SARRABUS, “Is brebus”, gli antichi riti del passato
Le pratiche di medicina popolare dedicate ad eliminare l’influenza nefasta de “s’ogu pigau” sono ancora molto diffuse in Sardegna, eppure nel nostro Sarrabus sembrano oramai in via di estinzione.
Brebu è “parola”. Negli antichi testi giudicali, “torrare berbos” significava rispondere. Attualmente i brebus vengono considerati come parole magiche, gli scongiuri, le frasi capaci di guarire malattie o allontanare dagli uomini malefici e fastidi. Brebu ha un significato forte, di grande impatto per i sardi: significa “verbo“, cioè parola attiva, parola che genera cose, che produce effetti, parola usata come chiave d’accesso per sciogliere nodi che possono causare inceppi a una vita che vorremmo vedere scorrere liscia come l’olio, con meno ostacoli possibili.
Nella maggior parte dei casi i brebus andavano, – e vanno ancora – recitati all’interno di un ben articolato rituale, composto da parti, di chiara influenza cattolica e altre di origine assolutamente pagana (nei brebus vengono nominati spesso Dio e i Santi).
Si tratta di riti che vengono tramandati dagli anziano ai giovani. Quanti giovani oggi del Sarrabus sembrano essere interessati a ereditare e salvare così queste preghiere antiche, questi riti mistici e pieni di energia? I guaritori sardi sono gli ultimi custodi di antiche arti mediche isolane. Tra i tanti primati della Sardegna, a cominciare da quello della longevità, vi è quello dei guaritori specializzati.

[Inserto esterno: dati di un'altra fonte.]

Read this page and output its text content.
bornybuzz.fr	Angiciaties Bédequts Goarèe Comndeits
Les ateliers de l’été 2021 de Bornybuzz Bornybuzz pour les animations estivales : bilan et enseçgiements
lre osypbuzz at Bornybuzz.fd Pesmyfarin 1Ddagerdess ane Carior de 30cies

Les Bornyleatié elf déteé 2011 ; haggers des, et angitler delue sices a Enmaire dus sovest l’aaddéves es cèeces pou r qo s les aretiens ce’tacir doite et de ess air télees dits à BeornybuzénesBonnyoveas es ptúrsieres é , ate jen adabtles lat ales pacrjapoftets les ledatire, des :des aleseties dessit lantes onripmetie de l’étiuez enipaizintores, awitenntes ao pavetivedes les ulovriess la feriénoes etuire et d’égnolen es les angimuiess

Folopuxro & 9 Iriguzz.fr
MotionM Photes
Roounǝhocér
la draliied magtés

Non sono medici, sono uomini e donne che però conoscono i poteri delle erbe, le utilizzano in miscugli per curare e in alcuni casi conducono le loro terapie pronunciando is “brebus”, antiche e segrete parole magiche tramandate di generazione in generazione. Qualche signora o signore anziano pratica ancora queste antiche preghiere nel Sarrabus e nel vicino Gerrei.
«Mio nonno che era quasi centenario ne conosceva tanti ma non abbiamo avuto la capacità di farceli tramandare – spiegava la signora Virgilia Erriu di San Nicolò Gerrei in un’intervista a PrendasdeSardegna rilasciata qualche anno fa (GUARDA IL VIDEO) – Lui sapeva il rito per evitare che le mosche si poggiassero sulla carne cruda appesa, quando si ammazzava il maiale, in modo tale che gli insetti non vi depositassero le uova. Inoltre ne utilizzava altri per evitare che gli uccelli andassero sul grano, danneggiandolo, e per tenere lontane le cavallette. Io personalmente conosco i “brebus” per guarire le verrucche. Ce ne sono diversi: una mia amica, ad esempio utilizza una lumaca per il rito. La particolarità di questa tradizione sarda è che può essere insegnata ad una persona più piccola di età ma non ad una più grande. Un “brebu” di guarigione è quello di Sant’antonio del fuoco: si raccolgono le monete di casa in casa e si fa dire una messa dedicata al Santo. I santi non dormono sempre e una manina la danno. Ricordo anche il un rito particolare per i problemi di allattamento sua delle mamme “umane” che delle pecore. Un pezzo di stoffa buttato per terra (perchè, diceva un’anziana signora che sapeva farlo, dalla terra siamo generati e alla terra ritorneremo) che veniva poi passato sul seno delle persone o degli animali in difficoltà. E poi ce n’era un’altro per aiutare le persone che soffrivano d’insonnia senza che ci fosse necessità di prendere medicinali».
C’è da augurarsi che tutto questo non debba mai morire ma tramandato da generazione in generazione. Non è una questione di credere o non credere nell’efficacia de “is brebus”: tutto ciò fa parte del nostro patrimonio culturale millenario, prezioso quanto uno dei nostri nuraghes.